Using Microinterferometry to Study the Function of the Cytoskeleton in Cell Motility
Monday, January 4, 1999 - 9:30am - 10:30am
Graham Dunn (King's College)
A major problem in characterising the locomotion of freely-moving, isolated cells in culture is the large variability between individual cells and the large variation in motile characteristics with time. DRIMAPS (Digitally Recorded Interference Microscopy with Automatic Phase Shifting) is a technique developed at the Randall Institute that overcomes this problem by enabling data from large numbers of cells to be gathered automatically and analysed by computer. The images that it produces are calibrated maps of the distribution of cellular material (dry mass) within all cells in the field of view. This is the only system that can automatically and reliably detect the exact location of the margins of living, unstained cells, even in thinly spread vertebrate cells. Time lapse sequences of images recorded over many hours and stored digitally provide data for many different forms of motion analysis and also enable the growth (increase in dry mass) of individual cells to be monitored. Three projects will be described to illustrate the use of the technique to study cytoskeletal function. In the first, we have used specific drugs to alter the dynamics of microtubule assembly.
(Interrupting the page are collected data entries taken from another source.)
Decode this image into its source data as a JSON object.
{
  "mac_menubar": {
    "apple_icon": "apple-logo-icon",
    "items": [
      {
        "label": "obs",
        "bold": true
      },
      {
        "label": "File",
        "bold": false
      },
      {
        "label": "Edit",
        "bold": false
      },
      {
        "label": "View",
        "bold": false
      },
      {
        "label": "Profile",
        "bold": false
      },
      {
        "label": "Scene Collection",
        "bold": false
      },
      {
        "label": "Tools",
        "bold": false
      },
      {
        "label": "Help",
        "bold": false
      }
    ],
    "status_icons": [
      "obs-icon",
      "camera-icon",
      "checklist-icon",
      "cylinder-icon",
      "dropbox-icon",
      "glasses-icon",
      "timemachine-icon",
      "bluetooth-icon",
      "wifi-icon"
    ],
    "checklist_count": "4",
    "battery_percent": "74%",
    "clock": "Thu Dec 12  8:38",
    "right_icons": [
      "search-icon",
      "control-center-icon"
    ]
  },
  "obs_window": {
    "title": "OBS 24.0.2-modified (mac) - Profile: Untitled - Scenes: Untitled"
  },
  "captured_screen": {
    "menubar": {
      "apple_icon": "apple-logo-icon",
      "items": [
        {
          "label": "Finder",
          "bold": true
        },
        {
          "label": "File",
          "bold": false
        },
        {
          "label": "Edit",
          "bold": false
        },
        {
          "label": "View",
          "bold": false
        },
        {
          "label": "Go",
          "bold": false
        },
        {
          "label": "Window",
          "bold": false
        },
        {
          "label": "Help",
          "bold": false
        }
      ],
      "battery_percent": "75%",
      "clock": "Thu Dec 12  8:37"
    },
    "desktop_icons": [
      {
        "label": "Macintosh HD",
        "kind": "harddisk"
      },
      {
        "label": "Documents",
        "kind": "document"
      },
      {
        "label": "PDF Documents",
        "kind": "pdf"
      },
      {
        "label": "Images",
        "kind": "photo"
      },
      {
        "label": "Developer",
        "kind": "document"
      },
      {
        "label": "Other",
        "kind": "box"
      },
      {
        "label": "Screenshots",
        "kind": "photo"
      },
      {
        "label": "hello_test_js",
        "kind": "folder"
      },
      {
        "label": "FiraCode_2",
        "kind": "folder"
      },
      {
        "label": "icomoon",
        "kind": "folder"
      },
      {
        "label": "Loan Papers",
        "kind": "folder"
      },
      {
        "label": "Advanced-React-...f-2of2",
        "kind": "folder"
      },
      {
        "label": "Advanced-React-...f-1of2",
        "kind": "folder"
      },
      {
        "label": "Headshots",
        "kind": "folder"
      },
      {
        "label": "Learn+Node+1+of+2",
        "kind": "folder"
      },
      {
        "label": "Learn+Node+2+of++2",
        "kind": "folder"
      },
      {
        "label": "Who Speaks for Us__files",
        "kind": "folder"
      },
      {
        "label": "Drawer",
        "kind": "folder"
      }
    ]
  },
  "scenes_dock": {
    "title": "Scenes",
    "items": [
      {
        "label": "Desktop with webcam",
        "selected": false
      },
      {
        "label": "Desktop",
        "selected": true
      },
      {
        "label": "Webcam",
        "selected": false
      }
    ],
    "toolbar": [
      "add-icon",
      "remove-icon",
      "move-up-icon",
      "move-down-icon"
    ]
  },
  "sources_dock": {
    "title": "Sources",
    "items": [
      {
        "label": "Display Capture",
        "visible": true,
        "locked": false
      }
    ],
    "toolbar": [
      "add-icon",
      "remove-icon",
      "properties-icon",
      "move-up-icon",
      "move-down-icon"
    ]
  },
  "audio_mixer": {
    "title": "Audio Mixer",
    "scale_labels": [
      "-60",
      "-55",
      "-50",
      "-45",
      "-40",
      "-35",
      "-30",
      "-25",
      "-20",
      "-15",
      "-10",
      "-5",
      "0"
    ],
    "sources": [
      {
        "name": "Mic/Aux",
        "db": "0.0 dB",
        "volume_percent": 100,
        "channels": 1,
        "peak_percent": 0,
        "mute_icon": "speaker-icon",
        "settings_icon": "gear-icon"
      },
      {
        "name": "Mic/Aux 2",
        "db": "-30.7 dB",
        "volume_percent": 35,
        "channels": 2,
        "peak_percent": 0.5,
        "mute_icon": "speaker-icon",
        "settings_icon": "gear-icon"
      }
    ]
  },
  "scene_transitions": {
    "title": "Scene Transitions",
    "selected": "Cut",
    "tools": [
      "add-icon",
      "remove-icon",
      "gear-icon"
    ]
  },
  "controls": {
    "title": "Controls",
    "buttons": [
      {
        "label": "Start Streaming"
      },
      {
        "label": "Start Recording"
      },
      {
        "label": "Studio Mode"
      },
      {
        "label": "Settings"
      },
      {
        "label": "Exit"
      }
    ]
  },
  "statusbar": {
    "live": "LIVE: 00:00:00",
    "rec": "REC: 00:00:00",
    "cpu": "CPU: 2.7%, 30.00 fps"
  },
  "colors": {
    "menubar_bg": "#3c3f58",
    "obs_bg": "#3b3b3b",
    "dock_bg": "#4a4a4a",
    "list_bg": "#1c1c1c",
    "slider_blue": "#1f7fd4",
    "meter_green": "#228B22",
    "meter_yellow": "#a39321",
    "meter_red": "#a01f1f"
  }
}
Microinterferometry has revealed rapid, microtubule-dependent fluctuations of the cell margin that give rise to much larger, low frequency changes in cell spreading and motility. The second project, in collaboration with Michelle Peckham of Leeds University, is the analysis of motility in mouse myoblasts transfected to express foreign or defective components of the cytoskeleton. Transfection with a foreign beta-cardiac myosin II suppresses cell motility whereas overexpression of human beta-actin promotes protrusion and locomotion. Finally, in collaboration with David Critchley of Leicester University, we have studied the subtle effects of knockout mutants of talin and vinculin in undifferentiated cells derived from mouse embryos.